You are right, if you are looking to set up GrimoireLab as a developer, you need to check the Getting-Started.md and follow the steps accordingly.

TieWay59 commented 2 years ago

Thanks for your quick response @vchrombie ♥.

eyehwan commented 2 years ago

Hi Mabel, Conversion rate has been added as one CHAOSS metric: https://github.com/chaoss/wg-evolution/blob/main/focus-areas/community-growth/conversion-rate.md, here are some definitions of different roles of conversion rate.

BR//Yehui

On Thu, Apr 7, 2022 at 4:22 PM Mabel @.***> wrote:

Hi @sgoggins https://github.com/sgoggins or @germonprez https://github.com/germonprez - I'm seeking some clarification on the statement above in order to flesh out the conversion rate calculation: "Identify casual, regular, and core contributors" - specifically the definition of "casual" contributors for a typical open source software community? I don't find it in the metrics definitions although I did find "occasional contributors". Is "casual" the same as "occasional" (as seen in the Occasional Contributors metric)?

Also, how about the differences between "regular" vs. "sustained" vs. "repeat" (I saw this term in the community reports) definitions? How much do they overlap? My thinking is regular and repeat are similar in definition, but I need some more info on the difference between regular & sustained. I'm also thinking core contributors might be by definition always considered sustained.

Thank you!

— Reply to this email directly, view it on GitHub https://github.com/chaoss/community/issues/305#issuecomment-1091289497, or unsubscribe https://github.com/notifications/unsubscribe-auth/AALW6DC63PXMXJ5BWJBAOSTVD2LNBANCNFSM5PRVOT7A . You are receiving this because you were mentioned.Message ID: @.***>

mabelbot commented 2 years ago

Hi Yehui, let me clarify my question. When I read the conversion-rate.md at the beginning of March, I saw in the Objectives section it states "Identify casual, regular, and core contributors". Since the Onion metric can already "Identify casual, regular, and core contributors" (https://chaoss.github.io/grimoirelab-sigils/common/onion_analysis/), I would like some clarification on how come "Identify casual, regular, and core contributors" is also part of conversion rate calculation? Thanks!

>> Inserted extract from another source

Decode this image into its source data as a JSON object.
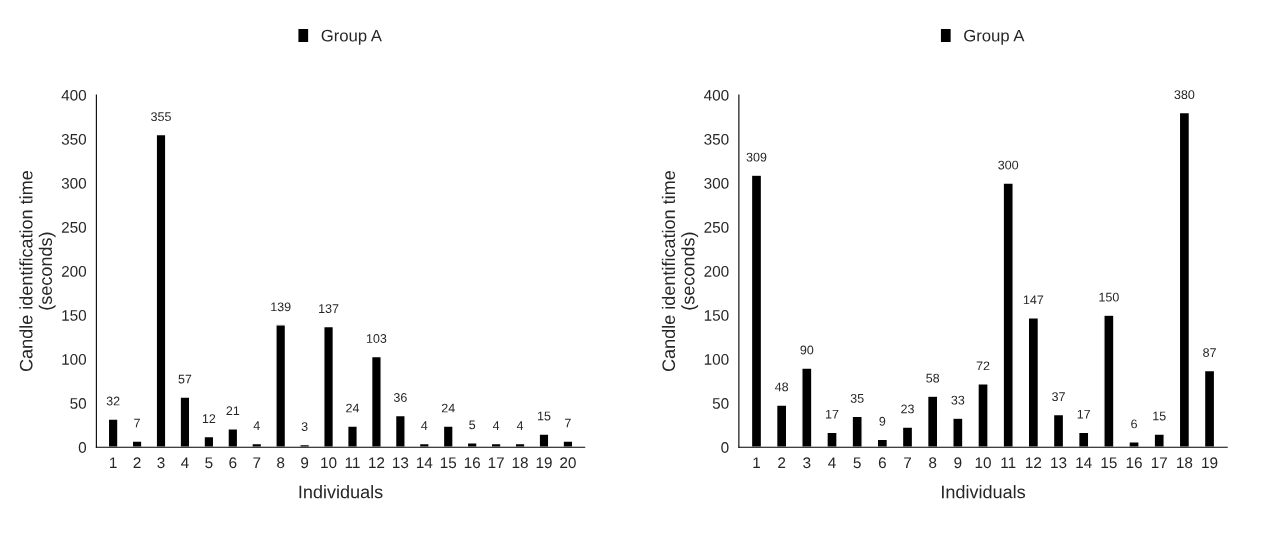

eyehwan commented 2 years ago

@mabelbot Hi Mabel, Union and conversion rate are related, but not exactly same. Union is used to describe current contributors distribution status upon contribution amount, percentage of roles is used to evaluate the robustness of the community. One example is bus factor: https://github.com/chaoss/wg-risk/blob/main/focus-areas/business-risk/bus-factor.md, also there are two papers( related to pareto principle ) :

  1. Revisiting the applicability of the pareto principle to core development teams in open source software projects
  2. A Health Index of Open Source Projects Focusing on Pareto Distribution of Developer's Contribution

Conversion rate is used to descibe the community's ability to attract and retain contributors. It is very common for people to come in community because of some event and then disappear within a month, like running water in a stream. How to make running water stored in a reservoirs?Coversion rate is a proxy metric for that capability. There are also some papers related to it, for exmaple: Sustainability of Open Source software communities beyond a fork: How and why has the LibreOffice project evolved?

Hoping it will help.

BR//Yehui.

ElizabethN commented 2 years ago

@sgoggins am I ok to close this issue now that the GSOC deadline has passed?

vchrombie commented 2 years ago

Congrats to @mabelbot @TieWay59 for getting selected for this project! :tada:

We appreciate the efforts of the other applicants too, who worked really hard on the applications and microtasks. We would love to see you around, contributing to CHAOSS. Please feel free to reach out to us in case you have any concerns.